Scientists just discovered that mosquitoes, who ingested bits of plastic, is transferred between the insects life stages. The research was published in the journal, Biology Letters, on Wednesday and concluded that “plastic is contaminating almost every corner of the environment and its ecosystems.”

“Much recent attention has been given to the plastics polluting our oceans, but this research reveals it is also in our skies,” Amanda Callaghan, lead researcher at the University of Reading said.

The study was conducted by a team of researchers who fed the larvae of common house mosquitoes, or Culex pipiens, various size of fluorescent polystyrene beads and determined that the plastic beads transferred into pupae and adult stages, EcoWatch reported.

“Larvae are filter feeders that waft little combs towards their mouths, so they can’t actually distinguish between a bit of plastic and a bit of food,” Callaghan said. “They eat algae, which are more or less the same size as these microplastics.”

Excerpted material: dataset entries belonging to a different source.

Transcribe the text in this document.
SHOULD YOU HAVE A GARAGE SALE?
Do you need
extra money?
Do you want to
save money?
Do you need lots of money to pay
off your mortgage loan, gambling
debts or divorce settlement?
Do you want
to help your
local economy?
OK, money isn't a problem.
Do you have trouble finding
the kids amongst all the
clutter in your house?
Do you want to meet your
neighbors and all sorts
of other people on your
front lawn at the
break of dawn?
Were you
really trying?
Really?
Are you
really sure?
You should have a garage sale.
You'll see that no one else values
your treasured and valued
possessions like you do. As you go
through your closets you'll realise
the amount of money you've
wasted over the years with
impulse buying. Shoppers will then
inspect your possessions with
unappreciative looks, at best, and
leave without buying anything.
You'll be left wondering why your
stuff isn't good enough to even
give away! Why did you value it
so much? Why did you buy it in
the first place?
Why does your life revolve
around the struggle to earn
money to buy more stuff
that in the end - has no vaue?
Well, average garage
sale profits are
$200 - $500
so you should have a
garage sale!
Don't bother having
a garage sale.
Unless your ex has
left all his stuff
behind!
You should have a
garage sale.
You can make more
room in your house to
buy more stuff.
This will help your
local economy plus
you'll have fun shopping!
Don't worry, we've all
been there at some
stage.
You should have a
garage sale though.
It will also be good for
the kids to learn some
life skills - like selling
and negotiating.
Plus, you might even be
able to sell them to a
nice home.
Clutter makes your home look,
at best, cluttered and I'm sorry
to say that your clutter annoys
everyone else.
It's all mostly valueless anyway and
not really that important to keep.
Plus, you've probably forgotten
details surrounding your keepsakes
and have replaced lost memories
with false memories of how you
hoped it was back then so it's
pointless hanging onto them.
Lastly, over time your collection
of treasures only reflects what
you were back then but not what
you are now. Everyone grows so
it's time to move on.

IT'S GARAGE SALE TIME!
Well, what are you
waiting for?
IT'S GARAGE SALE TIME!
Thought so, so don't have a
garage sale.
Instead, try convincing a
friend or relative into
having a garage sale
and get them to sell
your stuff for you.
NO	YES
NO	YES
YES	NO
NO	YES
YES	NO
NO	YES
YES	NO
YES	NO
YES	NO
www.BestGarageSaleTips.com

The study concludes that plastics might soon have an affect on other ecosystems who eat mosquitoes.

“The implication is that you can have plastics at the bottom of the pond that are now going up into the air and being eaten by spiders and bats and animals that normally wouldn’t have access to that plastic,” Callaghan said. “You could have a dragonfly, for example, eating mosquitoes as they are emerging – so it could be eating lots of mosquitoes with plastic in them, and then a bird could be eating that and getting an even bigger dose.”